I had shattered some delicate dynamic. A multichild household is a pit of petty jealousies, this I knew, and the Nash children were panicking at the idea of competing not just with one another, but with a dead sister. They had my sympathies.

“Betsy,” muttered Bob Nash quietly, eyebrows slightly raised. Bobby Jr. was quickly scooped up and propped on a hip, Tiffanie pulled up from the floor with one hand, another arm around the now inconsolable Ashleigh, and soon the four were moving out of the room.

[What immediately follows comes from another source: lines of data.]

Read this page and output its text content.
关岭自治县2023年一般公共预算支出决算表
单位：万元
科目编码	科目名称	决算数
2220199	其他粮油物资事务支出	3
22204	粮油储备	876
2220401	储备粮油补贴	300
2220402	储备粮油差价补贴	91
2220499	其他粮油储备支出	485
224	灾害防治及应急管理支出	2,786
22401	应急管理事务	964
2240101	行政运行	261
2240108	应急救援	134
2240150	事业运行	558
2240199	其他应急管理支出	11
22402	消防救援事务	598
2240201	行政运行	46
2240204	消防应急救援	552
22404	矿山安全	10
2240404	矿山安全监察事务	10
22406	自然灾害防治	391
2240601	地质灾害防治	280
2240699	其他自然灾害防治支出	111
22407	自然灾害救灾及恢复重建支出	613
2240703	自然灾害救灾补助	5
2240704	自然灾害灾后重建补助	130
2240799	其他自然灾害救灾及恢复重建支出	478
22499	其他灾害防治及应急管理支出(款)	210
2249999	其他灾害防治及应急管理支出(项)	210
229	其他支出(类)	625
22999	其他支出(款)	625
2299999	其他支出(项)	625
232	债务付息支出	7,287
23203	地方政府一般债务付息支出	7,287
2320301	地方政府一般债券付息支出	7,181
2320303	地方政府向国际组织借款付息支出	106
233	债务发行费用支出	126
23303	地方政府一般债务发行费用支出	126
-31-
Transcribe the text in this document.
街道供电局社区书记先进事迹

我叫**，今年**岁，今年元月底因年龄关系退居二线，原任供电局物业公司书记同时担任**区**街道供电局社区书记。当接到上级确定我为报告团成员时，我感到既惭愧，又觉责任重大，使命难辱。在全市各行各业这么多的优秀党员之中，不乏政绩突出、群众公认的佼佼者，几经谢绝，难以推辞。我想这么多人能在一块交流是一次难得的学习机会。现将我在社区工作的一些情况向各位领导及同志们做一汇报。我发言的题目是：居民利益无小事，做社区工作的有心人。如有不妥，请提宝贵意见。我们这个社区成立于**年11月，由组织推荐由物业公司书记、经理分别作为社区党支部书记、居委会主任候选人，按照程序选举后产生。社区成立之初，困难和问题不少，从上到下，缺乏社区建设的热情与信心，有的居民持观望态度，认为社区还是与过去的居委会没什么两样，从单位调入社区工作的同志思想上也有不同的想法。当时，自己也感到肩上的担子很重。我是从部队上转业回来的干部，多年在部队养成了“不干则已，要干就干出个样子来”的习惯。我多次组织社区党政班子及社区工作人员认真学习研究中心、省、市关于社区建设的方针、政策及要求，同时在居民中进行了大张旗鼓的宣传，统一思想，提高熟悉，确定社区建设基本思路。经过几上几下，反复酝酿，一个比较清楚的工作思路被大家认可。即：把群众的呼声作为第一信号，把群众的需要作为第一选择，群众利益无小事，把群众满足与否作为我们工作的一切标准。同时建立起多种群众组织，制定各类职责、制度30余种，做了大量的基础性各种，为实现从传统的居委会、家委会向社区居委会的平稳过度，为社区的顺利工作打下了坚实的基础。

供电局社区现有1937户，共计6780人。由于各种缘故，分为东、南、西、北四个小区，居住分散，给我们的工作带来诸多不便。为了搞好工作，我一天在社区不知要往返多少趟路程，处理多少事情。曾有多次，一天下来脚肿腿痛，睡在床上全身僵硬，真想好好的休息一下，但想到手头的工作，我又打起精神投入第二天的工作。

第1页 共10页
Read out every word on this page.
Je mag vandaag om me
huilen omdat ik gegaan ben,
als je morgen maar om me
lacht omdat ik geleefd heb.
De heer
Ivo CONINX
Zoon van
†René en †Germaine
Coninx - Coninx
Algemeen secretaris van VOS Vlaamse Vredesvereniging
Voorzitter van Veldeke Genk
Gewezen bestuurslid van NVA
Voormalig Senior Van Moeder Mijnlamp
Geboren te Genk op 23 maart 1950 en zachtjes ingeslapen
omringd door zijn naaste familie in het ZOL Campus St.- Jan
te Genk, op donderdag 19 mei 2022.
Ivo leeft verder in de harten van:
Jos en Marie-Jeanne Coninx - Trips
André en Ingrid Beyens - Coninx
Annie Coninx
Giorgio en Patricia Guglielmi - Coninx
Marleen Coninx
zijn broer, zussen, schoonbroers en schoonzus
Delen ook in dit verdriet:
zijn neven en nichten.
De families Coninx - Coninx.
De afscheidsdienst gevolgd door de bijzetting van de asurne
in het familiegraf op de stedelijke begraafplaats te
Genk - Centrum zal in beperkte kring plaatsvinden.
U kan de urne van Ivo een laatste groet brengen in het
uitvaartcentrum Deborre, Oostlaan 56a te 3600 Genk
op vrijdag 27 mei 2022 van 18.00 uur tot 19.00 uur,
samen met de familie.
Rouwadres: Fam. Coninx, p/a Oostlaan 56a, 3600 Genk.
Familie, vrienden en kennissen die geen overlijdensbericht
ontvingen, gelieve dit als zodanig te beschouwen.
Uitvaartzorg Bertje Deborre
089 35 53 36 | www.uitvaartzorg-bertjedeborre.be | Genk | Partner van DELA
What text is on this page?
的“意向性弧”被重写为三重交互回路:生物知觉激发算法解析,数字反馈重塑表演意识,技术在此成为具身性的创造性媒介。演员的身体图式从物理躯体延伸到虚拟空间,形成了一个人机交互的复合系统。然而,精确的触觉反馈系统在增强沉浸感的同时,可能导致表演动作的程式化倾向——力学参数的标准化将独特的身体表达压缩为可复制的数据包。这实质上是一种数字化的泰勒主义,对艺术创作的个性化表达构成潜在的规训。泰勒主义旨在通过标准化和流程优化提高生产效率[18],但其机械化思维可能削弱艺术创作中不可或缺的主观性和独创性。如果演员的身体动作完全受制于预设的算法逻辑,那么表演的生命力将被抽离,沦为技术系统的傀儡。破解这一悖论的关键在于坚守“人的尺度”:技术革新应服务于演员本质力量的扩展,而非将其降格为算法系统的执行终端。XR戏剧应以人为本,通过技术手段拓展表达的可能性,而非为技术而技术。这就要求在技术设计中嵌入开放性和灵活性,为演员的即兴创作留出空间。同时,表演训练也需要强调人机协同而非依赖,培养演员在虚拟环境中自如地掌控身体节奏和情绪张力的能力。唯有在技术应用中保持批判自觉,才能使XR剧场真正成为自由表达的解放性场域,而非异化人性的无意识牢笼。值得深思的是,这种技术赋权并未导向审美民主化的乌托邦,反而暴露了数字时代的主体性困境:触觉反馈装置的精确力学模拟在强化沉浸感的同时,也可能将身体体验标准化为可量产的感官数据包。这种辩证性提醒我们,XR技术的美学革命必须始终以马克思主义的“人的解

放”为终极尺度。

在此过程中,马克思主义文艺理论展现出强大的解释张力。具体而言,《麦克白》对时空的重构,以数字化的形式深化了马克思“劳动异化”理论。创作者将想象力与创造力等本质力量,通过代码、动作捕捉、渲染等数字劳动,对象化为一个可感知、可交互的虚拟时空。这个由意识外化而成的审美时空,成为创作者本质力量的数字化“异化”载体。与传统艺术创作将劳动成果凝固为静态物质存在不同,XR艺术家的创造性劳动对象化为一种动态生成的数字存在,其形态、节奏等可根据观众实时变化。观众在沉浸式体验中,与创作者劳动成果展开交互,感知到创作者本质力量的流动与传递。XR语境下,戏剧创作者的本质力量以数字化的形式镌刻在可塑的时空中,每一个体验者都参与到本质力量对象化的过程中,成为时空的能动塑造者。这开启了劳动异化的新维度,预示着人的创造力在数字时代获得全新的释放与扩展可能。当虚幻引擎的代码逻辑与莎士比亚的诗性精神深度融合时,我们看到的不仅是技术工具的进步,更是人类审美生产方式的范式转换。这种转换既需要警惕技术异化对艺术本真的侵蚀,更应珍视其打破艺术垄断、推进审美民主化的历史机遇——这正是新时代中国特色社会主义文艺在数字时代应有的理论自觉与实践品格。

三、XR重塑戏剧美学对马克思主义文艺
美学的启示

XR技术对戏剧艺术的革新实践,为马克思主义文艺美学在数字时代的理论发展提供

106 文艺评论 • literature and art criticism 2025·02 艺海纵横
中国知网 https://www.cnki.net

Bob Nash stared after them a beat.

“Been like that for almost a year now, those girls,” he said. “Them acting like little babies. Thought they were supposed to be anxious to grow up. Ann being gone changes this home more than…” He shifted on the sofa. “It’s just that she was a real person, you know? You think: Nine years old, what’s that? What’s there? But Ann had a personality. I could guess what she’d think about things. I knew, when we were watching TV, what stuff she’d think was funny and what stuff she’d think was dumb. I can’t do that with my other kids. Hell, I can’t do that with my wife. Ann, you just felt her there. I just…” Bob Nash’s throat shut up on him. He stood and turned away from me, turned back once, then away, walked in a circle behind the couch, then stood in front of me. “Goddammit, I want her back. I mean, what now? Is this it?” He threw his hand around the room, toward the doorway where his wife and kids had exited. “Because if this is it, there ain’t much point is there? And goddammit, someone needs to find that man, because he needs to tell me: Why Ann? I need to know that. She was the one I’d always thought would do ok.”